17 なお、BCP策定の長期的な効果を確認するため、2016年の売上高を利用して同様の分析を行ったが、BCP策定企業、策定していない企業の間で有意な差は観察されず、取引先の業績の間にも有意な差はなかった。

〔2〕まとめ

以上、中小企業におけるBCPの策定状況などについて見てきた。全体の策定率は約17%にとどまっており、一層取組を進めていく余地があることが分かった。BCPを策定したきっかけとしては、自身の被災経験や販売先・行政機関からの勧めが多く、今後も周囲の働きかけが重要となることがうかがえる。

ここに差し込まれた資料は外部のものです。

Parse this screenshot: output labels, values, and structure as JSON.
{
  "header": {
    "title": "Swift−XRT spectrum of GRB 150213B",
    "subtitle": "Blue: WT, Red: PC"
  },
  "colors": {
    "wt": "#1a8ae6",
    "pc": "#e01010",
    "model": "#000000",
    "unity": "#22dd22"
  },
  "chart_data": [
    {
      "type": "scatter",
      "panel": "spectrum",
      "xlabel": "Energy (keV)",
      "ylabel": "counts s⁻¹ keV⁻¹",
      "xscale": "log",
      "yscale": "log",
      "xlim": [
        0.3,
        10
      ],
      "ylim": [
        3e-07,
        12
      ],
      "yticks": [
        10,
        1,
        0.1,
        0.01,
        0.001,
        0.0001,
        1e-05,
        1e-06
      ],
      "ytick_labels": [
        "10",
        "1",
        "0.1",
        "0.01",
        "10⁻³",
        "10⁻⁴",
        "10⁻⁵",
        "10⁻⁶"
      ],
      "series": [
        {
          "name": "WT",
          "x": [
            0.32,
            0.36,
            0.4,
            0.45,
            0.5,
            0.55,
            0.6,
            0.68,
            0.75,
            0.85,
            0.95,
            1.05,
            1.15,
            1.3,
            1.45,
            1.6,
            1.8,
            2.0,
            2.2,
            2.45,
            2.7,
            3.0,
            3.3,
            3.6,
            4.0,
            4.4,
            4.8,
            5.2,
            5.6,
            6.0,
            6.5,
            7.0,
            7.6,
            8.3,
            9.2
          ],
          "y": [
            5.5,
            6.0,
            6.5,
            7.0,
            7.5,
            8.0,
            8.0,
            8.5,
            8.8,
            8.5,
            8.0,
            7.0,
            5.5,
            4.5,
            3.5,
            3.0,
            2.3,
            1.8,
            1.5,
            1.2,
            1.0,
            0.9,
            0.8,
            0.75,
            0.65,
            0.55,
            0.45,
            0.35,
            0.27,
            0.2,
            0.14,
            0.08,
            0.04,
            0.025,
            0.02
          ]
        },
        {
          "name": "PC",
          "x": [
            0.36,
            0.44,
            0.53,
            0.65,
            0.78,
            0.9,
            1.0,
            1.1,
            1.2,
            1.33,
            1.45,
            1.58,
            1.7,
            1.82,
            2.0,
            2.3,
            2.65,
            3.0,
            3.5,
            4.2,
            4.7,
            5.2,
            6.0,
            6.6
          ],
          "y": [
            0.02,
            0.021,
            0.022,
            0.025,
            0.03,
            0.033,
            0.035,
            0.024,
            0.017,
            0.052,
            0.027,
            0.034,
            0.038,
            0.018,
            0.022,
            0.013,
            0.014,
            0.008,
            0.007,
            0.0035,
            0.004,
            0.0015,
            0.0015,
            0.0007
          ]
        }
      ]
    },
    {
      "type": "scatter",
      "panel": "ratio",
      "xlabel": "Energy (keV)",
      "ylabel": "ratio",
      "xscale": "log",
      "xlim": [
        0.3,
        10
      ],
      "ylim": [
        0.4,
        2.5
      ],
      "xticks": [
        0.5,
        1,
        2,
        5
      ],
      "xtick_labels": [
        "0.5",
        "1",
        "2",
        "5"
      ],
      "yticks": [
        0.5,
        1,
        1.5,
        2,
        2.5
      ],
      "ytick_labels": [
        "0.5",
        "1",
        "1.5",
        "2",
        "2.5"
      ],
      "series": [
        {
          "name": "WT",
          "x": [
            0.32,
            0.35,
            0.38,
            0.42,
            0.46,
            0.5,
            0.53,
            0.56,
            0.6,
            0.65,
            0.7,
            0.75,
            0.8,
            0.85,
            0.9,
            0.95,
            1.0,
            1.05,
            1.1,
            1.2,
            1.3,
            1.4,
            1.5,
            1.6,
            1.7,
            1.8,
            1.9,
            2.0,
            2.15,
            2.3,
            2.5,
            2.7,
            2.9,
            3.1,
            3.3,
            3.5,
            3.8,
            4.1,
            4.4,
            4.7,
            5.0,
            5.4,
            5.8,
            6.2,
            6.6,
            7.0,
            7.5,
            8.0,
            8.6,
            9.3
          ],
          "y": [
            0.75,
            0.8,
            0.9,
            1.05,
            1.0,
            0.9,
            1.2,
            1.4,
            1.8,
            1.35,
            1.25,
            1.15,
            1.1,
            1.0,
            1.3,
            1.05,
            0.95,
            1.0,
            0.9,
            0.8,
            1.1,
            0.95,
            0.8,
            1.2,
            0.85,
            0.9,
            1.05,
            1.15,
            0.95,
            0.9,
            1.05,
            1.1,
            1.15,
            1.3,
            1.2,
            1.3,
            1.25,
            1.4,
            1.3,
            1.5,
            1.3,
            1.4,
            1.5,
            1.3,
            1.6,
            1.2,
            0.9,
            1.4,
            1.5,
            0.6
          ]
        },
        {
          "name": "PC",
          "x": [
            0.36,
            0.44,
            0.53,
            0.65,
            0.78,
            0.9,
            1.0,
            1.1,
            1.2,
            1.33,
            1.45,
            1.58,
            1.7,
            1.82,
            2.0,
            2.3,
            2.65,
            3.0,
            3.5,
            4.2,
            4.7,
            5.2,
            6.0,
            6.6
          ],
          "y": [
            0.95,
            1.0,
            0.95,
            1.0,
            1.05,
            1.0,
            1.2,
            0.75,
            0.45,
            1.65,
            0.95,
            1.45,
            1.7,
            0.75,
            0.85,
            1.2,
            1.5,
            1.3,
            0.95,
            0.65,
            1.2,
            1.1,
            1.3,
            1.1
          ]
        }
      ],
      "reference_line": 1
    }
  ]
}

策定した場合には、自社における重要業務の見直しに資するなどのメリットがあるものの、人手不足及び取り組むハードルが高いといった理由が策定の障壁となっている。また、今後の策定予定を確認すると、被災経験があった企業においても策定時期が明確になっていない者が大半を占めることが分かった。他方で、BCPを策定していなくとも、自然災害の発生時における自社や他社への影響及び対策などを検討している企業が一定数存在することも明らかになった。

最終的にBCPの策定に至らずとも、中小企業が事前対策を行う場合、自然災害のリスクの状況や、取引先・顧客との関係などを踏まえた身の丈に合った形で検討を進めることが望ましい。各々の中小企業が、できることから一歩ずつ対策を進めていくことで、被災時に早期復旧を可能とする体制が構築されることに期待したい。